REGISTER VIEWPOINT: EPA says all boats in same boat

On the one hand, a 700-foot freighter, taking in and discharging ballast water that may or may not be contaminated with oily sludge
Sandusky Register Staff
May 24, 2010

On the one hand, a 700-foot freighter, taking in and discharging ballast water that may or may not be contaminated with oily sludge and rust from the ship's ballast tanks (or, if it's an ocean-going ship, invasive life from some far-off ecosystem) while its crew hoses stray bits of coal from the deck into the lake.

On the other hand, your 21-foot runabout, with rainwater running off its deck and maybe an accidental spill of fuel as you finish topping off at the gas dock.

After Sept. 30, according to the federal regulations about to be put in place in the wake of a 1999 lawsuit, they'll be the same thing.

Silly, of course.

And, if one wants to adhere rigidly to the letter of the law, expensive. Your runabout is subject to the same pricey federal permit laws covering "incidental discharges" into the waterways as is the freighter.

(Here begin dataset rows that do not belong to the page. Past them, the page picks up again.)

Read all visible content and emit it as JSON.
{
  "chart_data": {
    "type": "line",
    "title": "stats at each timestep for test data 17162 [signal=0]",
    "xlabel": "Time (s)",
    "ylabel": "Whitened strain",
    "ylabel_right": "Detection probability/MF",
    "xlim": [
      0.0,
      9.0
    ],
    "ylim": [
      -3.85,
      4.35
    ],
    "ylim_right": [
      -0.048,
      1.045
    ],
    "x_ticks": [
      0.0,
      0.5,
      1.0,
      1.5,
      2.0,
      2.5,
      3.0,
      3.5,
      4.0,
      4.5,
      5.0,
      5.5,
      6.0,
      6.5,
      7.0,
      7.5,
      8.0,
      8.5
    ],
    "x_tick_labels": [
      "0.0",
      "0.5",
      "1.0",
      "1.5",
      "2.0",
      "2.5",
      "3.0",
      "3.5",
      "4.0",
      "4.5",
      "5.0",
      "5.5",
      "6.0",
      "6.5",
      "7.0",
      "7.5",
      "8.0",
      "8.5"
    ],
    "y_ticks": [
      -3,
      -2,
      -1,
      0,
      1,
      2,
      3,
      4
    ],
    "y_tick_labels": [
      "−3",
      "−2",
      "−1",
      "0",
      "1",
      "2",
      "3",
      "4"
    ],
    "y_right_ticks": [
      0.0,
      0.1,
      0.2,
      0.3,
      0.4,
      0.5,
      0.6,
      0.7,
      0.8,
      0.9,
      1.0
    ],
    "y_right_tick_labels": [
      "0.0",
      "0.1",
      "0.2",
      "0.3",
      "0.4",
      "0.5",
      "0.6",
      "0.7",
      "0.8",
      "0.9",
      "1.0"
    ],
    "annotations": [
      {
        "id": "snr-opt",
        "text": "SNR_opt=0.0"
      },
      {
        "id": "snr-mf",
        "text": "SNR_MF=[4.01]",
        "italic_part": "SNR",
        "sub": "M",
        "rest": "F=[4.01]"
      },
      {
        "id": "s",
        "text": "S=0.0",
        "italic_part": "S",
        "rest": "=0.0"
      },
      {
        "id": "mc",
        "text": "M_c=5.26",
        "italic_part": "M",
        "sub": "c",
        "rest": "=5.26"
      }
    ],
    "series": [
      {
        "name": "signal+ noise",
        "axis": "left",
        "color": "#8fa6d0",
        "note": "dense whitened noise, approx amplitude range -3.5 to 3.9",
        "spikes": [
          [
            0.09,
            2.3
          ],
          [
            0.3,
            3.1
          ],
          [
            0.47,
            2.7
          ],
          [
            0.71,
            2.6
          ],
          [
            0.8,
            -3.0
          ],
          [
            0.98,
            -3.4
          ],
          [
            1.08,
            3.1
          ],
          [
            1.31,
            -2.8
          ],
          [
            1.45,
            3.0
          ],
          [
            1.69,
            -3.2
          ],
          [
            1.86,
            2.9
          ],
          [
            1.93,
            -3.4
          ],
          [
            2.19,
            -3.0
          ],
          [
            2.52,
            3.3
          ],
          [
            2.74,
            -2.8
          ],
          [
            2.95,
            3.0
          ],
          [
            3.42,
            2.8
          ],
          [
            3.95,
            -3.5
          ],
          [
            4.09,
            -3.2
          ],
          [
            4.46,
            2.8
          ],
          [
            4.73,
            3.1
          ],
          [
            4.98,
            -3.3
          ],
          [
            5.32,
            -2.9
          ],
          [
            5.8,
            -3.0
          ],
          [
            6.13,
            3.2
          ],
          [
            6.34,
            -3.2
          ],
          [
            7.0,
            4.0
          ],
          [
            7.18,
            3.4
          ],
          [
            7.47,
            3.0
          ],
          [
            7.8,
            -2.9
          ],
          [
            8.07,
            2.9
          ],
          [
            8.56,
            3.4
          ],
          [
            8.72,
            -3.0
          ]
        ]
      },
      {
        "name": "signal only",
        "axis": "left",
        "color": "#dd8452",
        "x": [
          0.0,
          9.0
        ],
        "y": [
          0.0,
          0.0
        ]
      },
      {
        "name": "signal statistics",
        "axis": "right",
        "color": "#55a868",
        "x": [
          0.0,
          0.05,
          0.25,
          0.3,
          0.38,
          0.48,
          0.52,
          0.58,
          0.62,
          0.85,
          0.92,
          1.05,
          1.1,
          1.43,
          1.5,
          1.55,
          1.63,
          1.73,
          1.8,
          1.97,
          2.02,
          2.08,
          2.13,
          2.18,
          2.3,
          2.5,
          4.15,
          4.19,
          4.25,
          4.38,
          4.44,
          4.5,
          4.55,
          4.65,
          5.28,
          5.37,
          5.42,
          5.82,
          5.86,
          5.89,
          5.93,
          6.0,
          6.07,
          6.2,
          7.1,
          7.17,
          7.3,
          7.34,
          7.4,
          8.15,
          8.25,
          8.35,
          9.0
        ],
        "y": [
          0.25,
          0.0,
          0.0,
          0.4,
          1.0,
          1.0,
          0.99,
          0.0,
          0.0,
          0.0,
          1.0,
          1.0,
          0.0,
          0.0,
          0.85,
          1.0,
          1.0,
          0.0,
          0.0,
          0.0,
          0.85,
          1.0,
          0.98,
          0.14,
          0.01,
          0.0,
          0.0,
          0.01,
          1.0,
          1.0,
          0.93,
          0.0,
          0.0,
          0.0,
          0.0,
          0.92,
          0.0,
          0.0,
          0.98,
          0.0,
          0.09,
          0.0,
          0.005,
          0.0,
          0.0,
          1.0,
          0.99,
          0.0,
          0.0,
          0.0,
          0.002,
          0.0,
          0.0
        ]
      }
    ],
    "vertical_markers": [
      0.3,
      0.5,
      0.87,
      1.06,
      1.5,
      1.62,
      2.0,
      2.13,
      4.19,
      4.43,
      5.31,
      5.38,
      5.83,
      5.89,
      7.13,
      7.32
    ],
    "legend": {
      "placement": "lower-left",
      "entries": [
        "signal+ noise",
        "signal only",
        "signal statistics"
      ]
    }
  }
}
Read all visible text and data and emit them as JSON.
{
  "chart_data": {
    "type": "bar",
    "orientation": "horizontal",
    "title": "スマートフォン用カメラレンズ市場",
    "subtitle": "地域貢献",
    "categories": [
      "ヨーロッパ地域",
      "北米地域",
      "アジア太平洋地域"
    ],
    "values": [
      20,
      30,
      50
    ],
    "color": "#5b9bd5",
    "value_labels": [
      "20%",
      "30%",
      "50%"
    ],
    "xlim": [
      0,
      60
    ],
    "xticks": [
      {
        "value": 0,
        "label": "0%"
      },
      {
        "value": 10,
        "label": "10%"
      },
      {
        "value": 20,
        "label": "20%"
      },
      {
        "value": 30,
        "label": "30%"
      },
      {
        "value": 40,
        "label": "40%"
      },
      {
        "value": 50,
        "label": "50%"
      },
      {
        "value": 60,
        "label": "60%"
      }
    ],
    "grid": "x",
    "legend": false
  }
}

According to the National Marine Manufacturers Association, a lobby group for the recreational boating industry, the fines of up to $32,500 per incident per day will apply equally to the freighter and the family fun boat once the new permit regulations go into effect Sept. 30.

As is the case with most blanket regulations, someone didn't think this all the way through.

Given the importance of tourism, including recreational boating, to this area, we can't help but support something called the Clean Boating Act, which has been making its way around Capitol Hill for the last year or so. It exempts recreational and charter boats from the permitting process.

The Clean Boating Act -- Senate Bill 2766, sponsored by Sens. Barbara Boxer, D-Calif., and Bill Nelson, D-Fla. -- is an attempt to add some common sense to an overbroad remedy but still address environmental concerns. For example, deliberate dumping -- or dumping of oil, fuel, plastics, garbage or raw sewage -- would still be illegal, no matter how big or small your boat.

According to the NMMA, Ohio's senators, Democrat Sherrod Brown and Republican George Voinovich, are both cosponsors of S.2766. We'd expect, coming as they both do from Lake Erie communities -- Brown from Lorain and Voinovich from Cleveland.

The bill is out of committee and is ready for a vote, but lawmakers will soon turn their attention to getting re-elected and there'll be no time for legislation. We urge Brown and Voinovich to keep up their support for the Clean Boating Act and get this thing to a vote -- a successful one.